Lalu di surat Al Mukminun ayat selanjutnya dijelaskan bagaimana karakter orang yang telah beriman.

“Sesungguhnya beruntunglah orang-orang yang beriman, (yaitu) orang-orang yang khusyu' dalam sembahyangnya, dan orang-orang yang menjauhkan diri dari (perbuatan dan perkataan) yang tiada berguna, dan orang-orang yang menunaikan zakat, dan orang-orang yang menjaga kemaluannya” (Al Mukminun: 1-5)

Ada beberapa tahapan apa yang dilakukan oleh orang beriman.

Pertama orang yang beriman, shalatnya akan khusyu. Apakah itu khusyu? Khusyu’ bisa digambarkan dengan kondisi seperti ini ada anak di kelas yang bermain atau chatting dengan smartphonenya. Saking asyiknya, ada gurunya yang memanggil murid tersebut tidak mendengar. Bisa dikatakan murid tersebut khusyu’ dengan smartphonenya. Mereka saat berkomunikasi dengan Allah benar-benar totalitas demikian juga saat berdoa. Karena Manusia ini dilahirkan dengan kondisi lemah. Allah tahu kita lemah makanya Dia memberikan kita sebuah jalan yaitu berdoa kepada-Nya. Bersandar hanya kepada-Nya.

Selanjutnya mereka menjauhkan diri dari perkataan dan perbuatan yang tidak berguna. Saat kita tidak disibukkan dengan sesuatu yang bermanfaat, maka kita akan disibukkan dengan sesuatu yang tidak bermanfaat. Ibaratkan cermin, sesuatu yang sia-sia itu seperti sebuah noda yang menutupi cermin. Kita tidak akan melihat siapa diri kita sebenarnya saat kita bercermin dan dalam bayangan kita, kita adalah orang baik. Namun, jika kita berhenti dan menghindari perbuatan yang sia-sia, perlahan noda-noda itu akan terangkat sehingga wajah kita di cermin akan terlihat. Kita akan mampu menilai diri kita. saat kita sudah mampu menilai diri kita secara baik, kita akan mampu memperbaiki diri. Apakah selama ini waktu kita dihabiskan banyak hanya untuk dunia, apakah shalat kita sudah baik, apakah sedekah kita sudah cukup dan sebagainya. Dengan menjauhi perbuatan sia-sia secara otomatis kita akan melakukan perbuatan yang berguna. Inilah yang mendorong kita untuk sukses. Tidak ada ceritanya orang sukses yang kerjaannya adalah hal yang sia-sia.

Kemudian, setelah dua hal sebelumnya berkaitan dengan diri kita.
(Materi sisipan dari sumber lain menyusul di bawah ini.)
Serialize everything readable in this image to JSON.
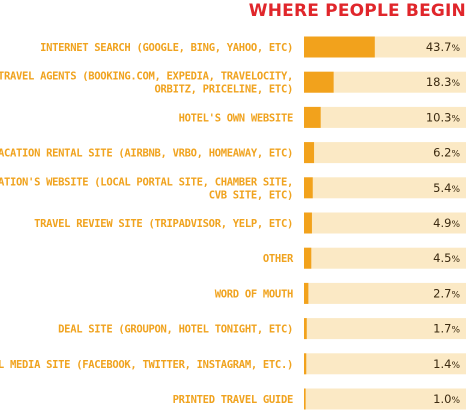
{
  "chart_data": {
    "type": "bar",
    "orientation": "horizontal",
    "title": "WHERE PEOPLE BEGIN",
    "categories": [
      [
        "INTERNET SEARCH (GOOGLE, BING, YAHOO, ETC)"
      ],
      [
        "ONLINE TRAVEL AGENTS (BOOKING.COM, EXPEDIA, TRAVELOCITY,",
        "ORBITZ, PRICELINE, ETC)"
      ],
      [
        "HOTEL'S OWN WEBSITE"
      ],
      [
        "VACATION RENTAL SITE (AIRBNB, VRBO, HOMEAWAY, ETC)"
      ],
      [
        "DESTINATION'S WEBSITE (LOCAL PORTAL SITE, CHAMBER SITE,",
        "CVB SITE, ETC)"
      ],
      [
        "TRAVEL REVIEW SITE (TRIPADVISOR, YELP, ETC)"
      ],
      [
        "OTHER"
      ],
      [
        "WORD OF MOUTH"
      ],
      [
        "DEAL SITE (GROUPON, HOTEL TONIGHT, ETC)"
      ],
      [
        "SOCIAL MEDIA SITE (FACEBOOK, TWITTER, INSTAGRAM, ETC.)"
      ],
      [
        "PRINTED TRAVEL GUIDE"
      ]
    ],
    "values": [
      43.7,
      18.3,
      10.3,
      6.2,
      5.4,
      4.9,
      4.5,
      2.7,
      1.7,
      1.4,
      1.0
    ],
    "value_labels": [
      "43.7",
      "18.3",
      "10.3",
      "6.2",
      "5.4",
      "4.9",
      "4.5",
      "2.7",
      "1.7",
      "1.4",
      "1.0"
    ],
    "unit": "%",
    "xlim": [
      0,
      100
    ],
    "colors": {
      "bar": "#f2a21c",
      "track": "#fbe9c5",
      "label": "#f0a31f",
      "title": "#e0262b",
      "value": "#3b2a10"
    },
    "grid": false,
    "legend": "none"
  }
}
Bagaimana mengupgrade kemampuan kita dan mempercantik kebiasaan kita, maka jika telah selesai dilanjutkan dengan memberikan zakat kepada orang lain, menjaga kemaluan mereka kecuali kepada istri-istri mereka. Yang terakhir ini berkaitan dengan orang lain. Apa yang kita lakukan jangan digunakan untuk diri kita sendiri namun juga berbagi kepada orang lain.

Inilah kriteria sukses yang sebenarnya.